I would like to share with you a quote from one of the few Prime Ministers to be seen as an Australian nationalist. He, I would suggest was the last PM who actually believed in local democracy. He shares experience in local government with Ben Chifley, they were not creatures of their political party, but went to the national parliament from local government. He was speaking in April 1946 as a councillor in country Victoria as a man who had lost many of his generation. He spoke of their sacrifice.
It was not wasted. We retained a system of government in which we, the people, choose our governors, dismiss them when we wish, and have a voice in our own destiny. ……We believed those principles were worth defending, not because in themselves they provided all that could be desired for human happiness, but because we believed that we could only advance to a full and satisfying life for all if we retained the freedom on which to build.
A foundation is not a house; but without a foundation you cannot build an enduring structure. That we have retained this foundation is the answer to those who claim the war was futile.(quoted in Hancock: 2001, Gorton, MUP)
I will always contend that local government is the origin of democracy in Australia and that the principle of the right to defend your belief in the common, was a foundation of the English revolution well before the establishment of the United Kingdom in 1701.
For democracy to work those within it must assume an ownership of decisions that will affect all. Too often government bureaucracy has “in their wisdom” made decisions FOR people not WITH people. Or governors express their inability to act because the decision or responsibility (sic) is at another level of government. There is only so long you can excuse your inaction because someone else ought to do it.
All invitations at Federation used Australian motifs of native plants and animals. They were used these to symbolize a 'native' democracy.

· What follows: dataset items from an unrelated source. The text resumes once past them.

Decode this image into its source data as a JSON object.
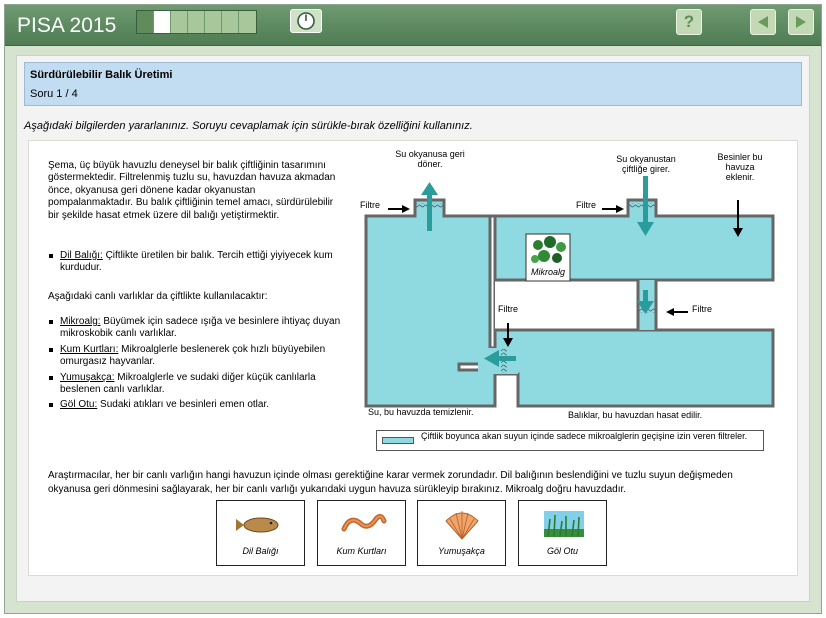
{
  "app": {
    "brand": "PISA 2015"
  },
  "progress": {
    "segments": [
      "done",
      "current",
      "todo",
      "todo",
      "todo",
      "todo",
      "todo"
    ]
  },
  "header": {
    "title": "Sürdürülebilir Balık Üretimi",
    "question_number": "Soru 1 / 4"
  },
  "toolbar": {
    "help_label": "?"
  },
  "instruction": "Aşağıdaki bilgilerden yararlanınız. Soruyu cevaplamak için sürükle-bırak özelliğini kullanınız.",
  "intro": "Şema, üç büyük havuzlu deneysel bir balık çiftliğinin tasarımını göstermektedir. Filtrelenmiş tuzlu su, havuzdan havuza akmadan önce, okyanusa geri dönene kadar okyanustan pompalanmaktadır. Bu balık çiftliğinin temel amacı, sürdürülebilir bir şekilde hasat etmek üzere dil balığı yetiştirmektir.",
  "fish_item": {
    "term": "Dil Balığı:",
    "desc": " Çiftlikte üretilen bir balık. Tercih ettiği yiyiyecek kum kurdudur."
  },
  "organisms_intro": "Aşağıdaki canlı varlıklar da çiftlikte kullanılacaktır:",
  "organisms": [
    {
      "term": "Mikroalg:",
      "desc": " Büyümek için sadece ışığa ve besinlere ihtiyaç duyan mikroskobik canlı varlıklar."
    },
    {
      "term": "Kum Kurtları:",
      "desc": " Mikroalglerle beslenerek çok hızlı büyüyebilen omurgasız hayvanlar."
    },
    {
      "term": "Yumuşakça:",
      "desc": " Mikroalglerle ve sudaki diğer küçük canlılarla beslenen canlı varlıklar."
    },
    {
      "term": "Göl Otu:",
      "desc": " Sudaki atıkları ve besinleri emen otlar."
    }
  ],
  "diagram": {
    "return_label_1": "Su okyanusa geri",
    "return_label_2": "döner.",
    "enter_label_1": "Su okyanustan",
    "enter_label_2": "çiftliğe girer.",
    "nutrient_label_1": "Besinler bu",
    "nutrient_label_2": "havuza",
    "nutrient_label_3": "eklenir.",
    "filter_label": "Filtre",
    "microalgae_label": "Mikroalg",
    "clean_pool_label": "Su, bu havuzda temizlenir.",
    "harvest_label": "Balıklar, bu havuzdan hasat edilir."
  },
  "legend": "Çiftlik boyunca akan suyun içinde sadece mikroalglerin geçişine izin veren filtreler.",
  "bottom_text": "Araştırmacılar, her bir canlı varlığın hangi havuzun içinde olması gerektiğine karar vermek zorundadır. Dil balığının beslendiğini ve tuzlu suyun değişmeden okyanusa geri dönmesini sağlayarak, her bir canlı varlığı yukarıdaki uygun havuza sürükleyip bırakınız. Mikroalg doğru havuzdadır.",
  "cards": [
    "Dil Balığı",
    "Kum Kurtları",
    "Yumuşakça",
    "Göl Otu"
  ],
  "colors": {
    "water": "#8fd9e0",
    "arrow": "#2b9c9c",
    "header_blue": "#c2dcf2",
    "bar_green": "#5f8c5a"
  }
}
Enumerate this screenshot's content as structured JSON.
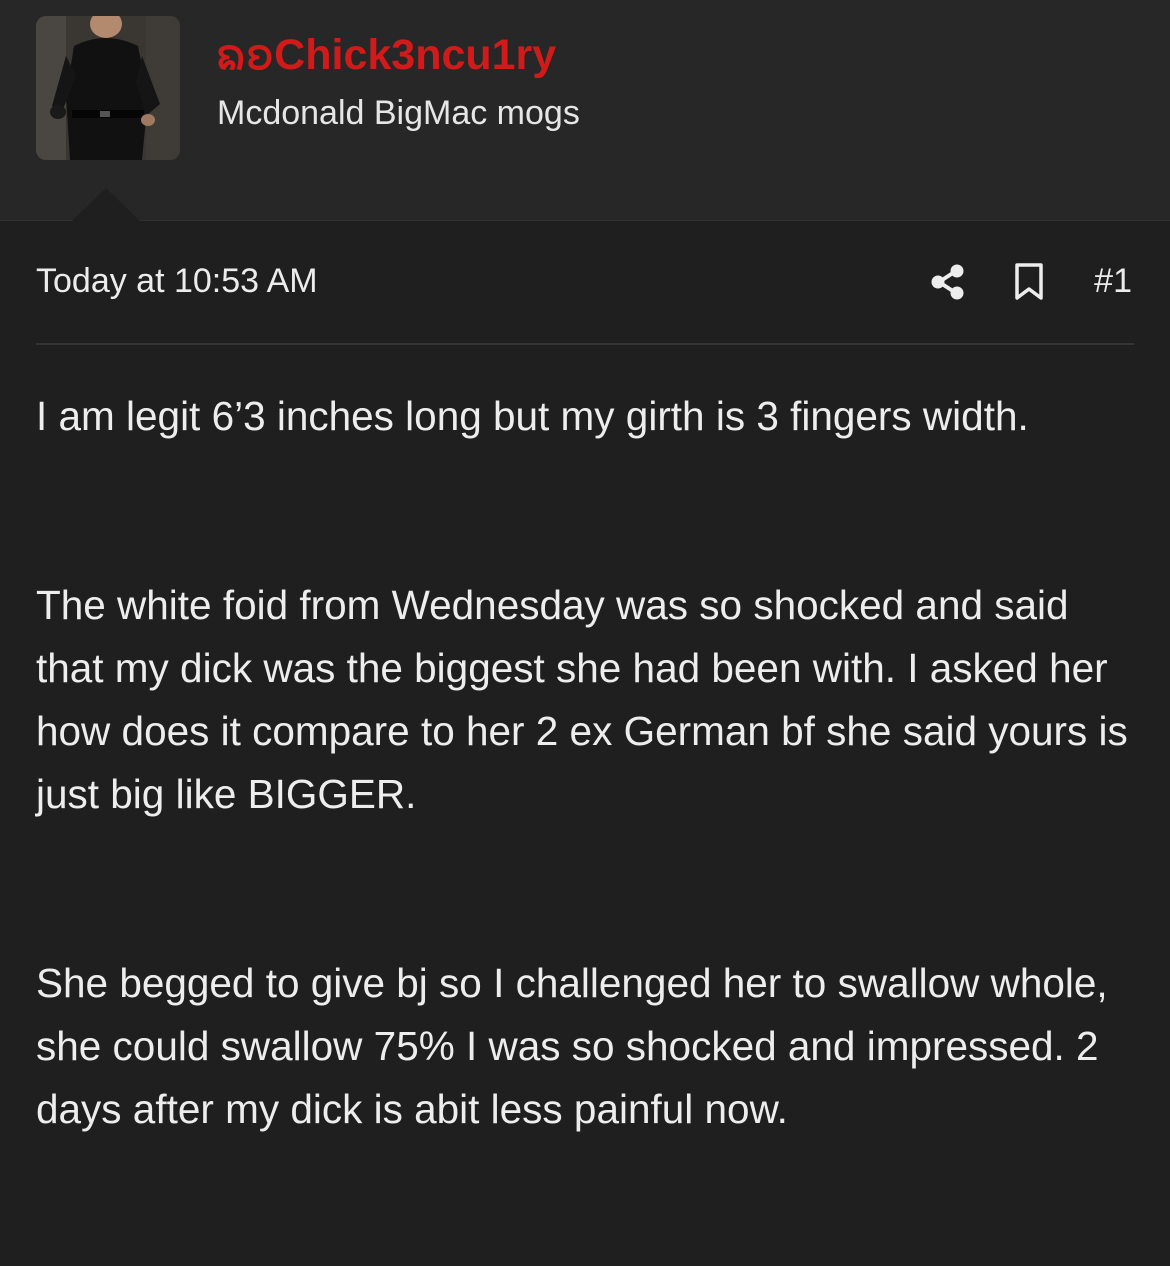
{
  "user": {
    "name": "ᨦᨧChick3ncu1ry",
    "title": "Mcdonald BigMac mogs",
    "name_color": "#d11a1a"
  },
  "post": {
    "timestamp": "Today at 10:53 AM",
    "number": "#1",
    "actions": {
      "share_icon": "share-icon",
      "bookmark_icon": "bookmark-icon"
    },
    "paragraphs": [
      "I am legit 6’3 inches long but my girth is 3 fingers width.",
      "The white foid from Wednesday was so shocked and said that my dick was the biggest she had been with. I asked her how does it compare to her 2 ex German bf she said yours is just big like BIGGER.",
      "She begged to give bj so I challenged her to swallow whole, she could swallow 75% I was so shocked and impressed. 2 days after my dick is abit less painful now."
    ]
  },
  "theme": {
    "background": "#1f1f1f",
    "header_background": "#272727",
    "text": "#ededed"
  }
}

In Melbourne, the City of Port Phillip, a Local Government Area is very similar to South Sydney, the small local communities that set up their local government in the 19th century were amalgamated by state government.
As in any restructure, traditional symbols of locality and place were being thrown out while graphic designers in public relations companies were replacing symbols of place by squiggles and blobs.
However, the three mayors' chairs from the councils combined to make Port Phillip, were placed in the chamber. Each mayor's chair demonstrates something of these local communities and their origins whether utilitarian port workers, dissenting low church artisans or florid bourgeois their symbols of local democracy represented by the mayoral chairs are in the chamber for all to see.
The symbols of our Australian democracy are alive, and reinterpreted like the wattle worn to remember the dead in Bali. It is a symbol of us. I think it is time that we remember that our other national symbols, the kangaroo and the emu cannot walk backwards.
No one can convince me of the worth of continuing with that current increasingly wasteful system of our federal arrangement.
The state governments impede good environmentally based local sustainable government. Amalgamation and regional agglomeration is the only development that local government can make to balance the legislative might of the state government. Inevitably I would hope that the functions of the state can be devolved to the regional level with representation in a house of review and a national assembly based on one vote one value.
All citizens want accountable politicians. Politicians accountable to their communities first, not political parties, not business, bureaucracies or state corporate monopolies, but you, me and the guys/blokes next door, all of us.